여기서 L(PS)는 예측 아미노산 서열(PS)에 대해 평가된 목적 함수를 나타내고, 은 스케일링 계수이고, L_seq(PS)는 예측 아미노산 서열(PS)에 대해 평가된 서열 손실을 나타내고, L_struct( PS)는 예측 아미노산 서열(PS)에 대해 평가된 구조 손실을 나타내고, L_real(PS)은 예측 아미노산 서열(PS)에 대해 평가된 현실감 손실을 나타낸다.where L(PS) represents the objective function evaluated for the predicted amino acid sequence (PS), is the scaling factor, L _seq (PS) represents the sequence loss evaluated for the predicted amino acid sequence (PS), L _struct ( PS) represents the structural loss evaluated for the predicted amino acid sequence (PS), and L _real ( PS) represents the loss of realism assessed for the predicted amino acid sequence (PS).

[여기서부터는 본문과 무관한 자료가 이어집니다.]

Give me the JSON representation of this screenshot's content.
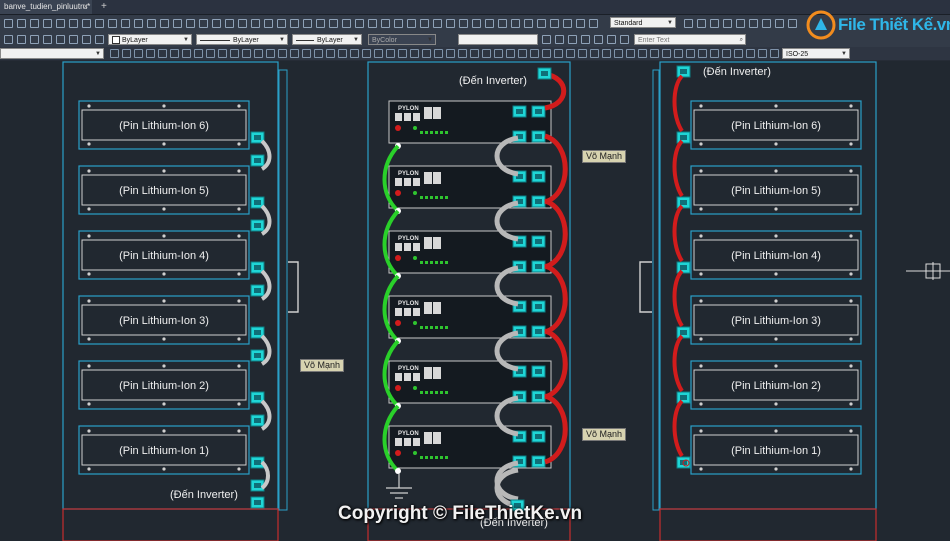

예측 아미노산 서열(606)에 대한 서열 손실(608)을 평가하기 위해, 트레이닝 시스템(600)은 (i) 예측 아미노산 서열(606), 및 (ii) 트레이닝 단백질 구조(602)에 대한 해당하는 타겟 아미노산 서열 사이의 유사성을 결정한다. 트레이닝 시스템(600)은 예를 들어 교차 엔트로피 손실을 사용하여 예측 아미노산 서열과 타겟 아미노산 서열 간의 유사성을 결정할 수 있다. 서열 손실(608)을 최소화하기 위해 단백질 설계 시스템(604)을 트레이닝하는 것은 단백질 설계 시스템(604)이 트레이닝 예제에 의해 특정된 타겟 아미노산 서열과 매칭(일치)하는 예측 아미노산 서열을 생성하도록 촉진한다.To evaluate sequence loss 608 for predicted amino acid sequence 606, training system 600 uses (i) predicted amino acid sequence 606, and (ii) corresponding target amino acids for training protein structure 602. Determine similarity between sequences. Training system 600 may determine similarity between a predicted amino acid sequence and a target amino acid sequence using, for example, cross-entropy loss. Training the protein design system 604 to minimize sequence loss 608 promotes the protein design system 604 to generate predicted amino acid sequences that match (match) the target amino acid sequence specified by the training examples.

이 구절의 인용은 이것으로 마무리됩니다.